L’ancien porche, situé au 92 de l’avenue Gallieni à Bagnolet, cumule à la fois la fonction d’entrée principale et d’accès livraison. La hauteur du passage couvert interdit l’entrée aux véhicules d’un gabarit supérieur à 20m3. La cour intérieure organise les flux en direction des circulations horizontales et verticales au sein des différents blocs de construction. Aucune rupture de charge importante n’est à déplorer. L’ascenseur “monte-charge” et l’ascenseur PMR desservent tous les niveaux. Des pans inclinés permettent de franchir les 0,60 m entre la scène et la salle au théâtre et par la même, la différence de niveau entre le plateau du théâtre à 0,60 m et le grand plateau à + 0,00 m. Le projet sur ce plan intègre parfaitement la prise en compte de la pénibilité au travail.

Plateau, machinerie, lumière

Le premier travail de réflexion portait sur la création d’un nouveau théâtre au grand plateau et sur la remise en conformité du théâtre et du petit plateau. Le bilan dressé par les bureaux d’études fut sans appel. Les procédés de construction, l’état des soudures et l’absence de documents de référence ont imposé un curage complet. La purge a mis à jour de nombreux défauts structurels. La déconvenue se cristallisa au niveau du grand plateau qui, de surcroît, allait devoir supporter la charge des 3 studios d’enregistrement implantés au niveau R+2.

Le gril du théâtre dans sa configuration initiale était encombré par le pouliage. Il était pratiquement impossible de se tenir debout. L’altimétrie, une fois repensée, a autorisé la création d’un gril de marche libre d’une capacité en charge de 500 daN/m2. Cet espace pédagogique rendu confortable convient à la mise en œuvre des fils de registres, des ponctuels et des accessoires. Les circulations en passerelle ont été entièrement revues, le plancher de scène et les costières ont été conservés. Le bloc salle du théâtre n’est pas en reste. Les nouveaux guides de coulissement permettent la mise en œuvre de ponts lumière et de points d’ancrage destinés à la diffusion sonore.

Les équipements choisis devaient refléter toutes les techniques employées, allant de l’équipe à main aux équipes motorisées à vitesses variables en passant par les équipes mues à la française ou allemande. Plusieurs équipementiers sollicités ont répondus présents, avec entre autres AMG Féchoz, Tambè CEMS, Godet, Regl’Artech et leurs systèmes de pilotage associés.

L’idée d’un gril au grand plateau a été abandonnée. L’ossature et le traitement acoustique ont été entièrement repris avec l’adjonction de dispositifs de coulissement, de poutrelles mobiles et la création de caniveaux de passages de câbles en périphérie.

Informatique et réseaux

La réflexion fut menée en étroite collaboration avec des personnes ressources dont les 2 principaux référents et utilisateurs de réseaux numériques. Ces derniers ont pu s’appuyer au titre du retour d’expérience, sur des expérimentations pédagogiques qui furent le théâtre de nombreuses difficultés dues en particulier à la topologie des anciens locaux.

Ces situations complexes ont largement conforté et orienté Olivier Zamaralla, responsable du secteur informatique, dans la définition du programme.

L’infrastructure développée malgré les contraintes d’exploitation se devait d’être un outil au service des apprenants. La topologie envisagée dans la future construction ne présentait pas de parcours supérieur à 100 m. L’usage de la fibre optique s’est imposé afin de satisfaire aux objectifs de formation. La fibre optique était déjà au cœur des équipements audiovisuels et multimédia.
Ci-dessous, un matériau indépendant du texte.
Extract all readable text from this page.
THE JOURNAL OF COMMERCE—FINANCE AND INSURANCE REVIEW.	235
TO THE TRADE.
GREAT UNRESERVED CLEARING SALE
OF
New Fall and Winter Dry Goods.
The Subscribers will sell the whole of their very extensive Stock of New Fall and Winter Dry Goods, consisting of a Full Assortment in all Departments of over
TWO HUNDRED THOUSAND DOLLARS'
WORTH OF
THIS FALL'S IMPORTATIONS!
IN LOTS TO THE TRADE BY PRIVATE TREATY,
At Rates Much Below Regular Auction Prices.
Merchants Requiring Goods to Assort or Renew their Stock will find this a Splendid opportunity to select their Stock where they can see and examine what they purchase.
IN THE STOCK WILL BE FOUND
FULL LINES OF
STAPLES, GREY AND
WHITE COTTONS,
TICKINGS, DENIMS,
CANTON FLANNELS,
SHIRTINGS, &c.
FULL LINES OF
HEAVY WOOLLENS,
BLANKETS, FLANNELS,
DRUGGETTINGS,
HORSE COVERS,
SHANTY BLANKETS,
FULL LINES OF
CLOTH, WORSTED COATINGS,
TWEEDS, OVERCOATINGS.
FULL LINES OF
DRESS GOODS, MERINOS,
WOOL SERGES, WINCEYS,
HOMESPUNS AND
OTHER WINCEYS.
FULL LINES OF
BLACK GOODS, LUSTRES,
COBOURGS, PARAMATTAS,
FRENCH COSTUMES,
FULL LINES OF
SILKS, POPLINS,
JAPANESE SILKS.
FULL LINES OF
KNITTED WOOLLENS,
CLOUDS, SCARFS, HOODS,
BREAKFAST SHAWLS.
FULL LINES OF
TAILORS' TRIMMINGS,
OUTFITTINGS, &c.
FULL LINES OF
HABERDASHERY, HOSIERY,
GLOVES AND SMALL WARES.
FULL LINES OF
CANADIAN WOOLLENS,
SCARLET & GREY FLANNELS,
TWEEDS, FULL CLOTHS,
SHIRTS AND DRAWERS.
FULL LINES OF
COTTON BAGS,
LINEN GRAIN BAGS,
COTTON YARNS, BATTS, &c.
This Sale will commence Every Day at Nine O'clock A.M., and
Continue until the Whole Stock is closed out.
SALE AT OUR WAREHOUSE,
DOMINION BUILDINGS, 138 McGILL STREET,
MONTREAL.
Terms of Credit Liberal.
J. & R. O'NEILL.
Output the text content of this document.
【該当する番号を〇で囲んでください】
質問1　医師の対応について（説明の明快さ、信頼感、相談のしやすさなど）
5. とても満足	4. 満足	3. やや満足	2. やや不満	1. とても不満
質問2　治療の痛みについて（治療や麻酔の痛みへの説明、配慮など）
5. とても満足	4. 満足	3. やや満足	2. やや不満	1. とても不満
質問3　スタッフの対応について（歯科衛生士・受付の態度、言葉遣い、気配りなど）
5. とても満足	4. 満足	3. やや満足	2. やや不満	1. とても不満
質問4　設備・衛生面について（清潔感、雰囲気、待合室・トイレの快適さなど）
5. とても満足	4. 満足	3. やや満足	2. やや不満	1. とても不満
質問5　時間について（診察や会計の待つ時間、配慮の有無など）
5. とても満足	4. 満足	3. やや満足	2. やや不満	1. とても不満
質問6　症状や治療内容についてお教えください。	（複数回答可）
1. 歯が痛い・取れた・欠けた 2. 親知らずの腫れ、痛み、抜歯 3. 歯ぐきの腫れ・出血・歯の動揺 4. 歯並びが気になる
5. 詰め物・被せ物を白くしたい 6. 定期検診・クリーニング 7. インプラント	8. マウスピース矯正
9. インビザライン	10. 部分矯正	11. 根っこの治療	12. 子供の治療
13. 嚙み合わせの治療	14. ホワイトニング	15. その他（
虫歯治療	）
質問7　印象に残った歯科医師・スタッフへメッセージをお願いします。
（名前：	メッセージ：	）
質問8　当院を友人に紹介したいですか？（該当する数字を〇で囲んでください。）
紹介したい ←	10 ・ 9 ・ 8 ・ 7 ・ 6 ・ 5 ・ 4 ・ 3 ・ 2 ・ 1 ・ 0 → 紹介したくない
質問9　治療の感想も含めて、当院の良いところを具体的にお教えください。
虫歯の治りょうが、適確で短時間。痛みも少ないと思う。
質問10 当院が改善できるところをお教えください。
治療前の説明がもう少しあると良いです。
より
Les réseaux d’aujourd’hui doivent répondre aux activités interdisciplinaires tout en conservant une marge de manœuvre suffisante, face à des technologies très volatiles.
Le service a commencé à travailler en interne sur le réseau informatique classique data, s’appuyant sur une distribution de faisceaux de fibre optique organisés en anneaux. On retrouve une première couche primaire, avec des baies principales réparties à différents niveaux de l’établissement puis une deuxième couche secondaire avec ses sous répartiteurs locaux. L’incertitude sur la topologie des réseaux scéniques a conduit le service informatique à laisser les responsables de secteurs définir, en fonction des différents projets pédagogiques, s’ils souhaitaient travailler localement avec une architecture point par point, en étoile ou en anneau.

Après quelques mois d’utilisation, les débits mesurés sont impressionnants et confortent les préconisations. Les apprentis qui n’ont aucune réticence à solliciter les installations préfèrent se tourner vers des logiciels AVS embarqués dans leurs ordinateurs portables, abandonnant par la même l’usage des interfaces dédiées.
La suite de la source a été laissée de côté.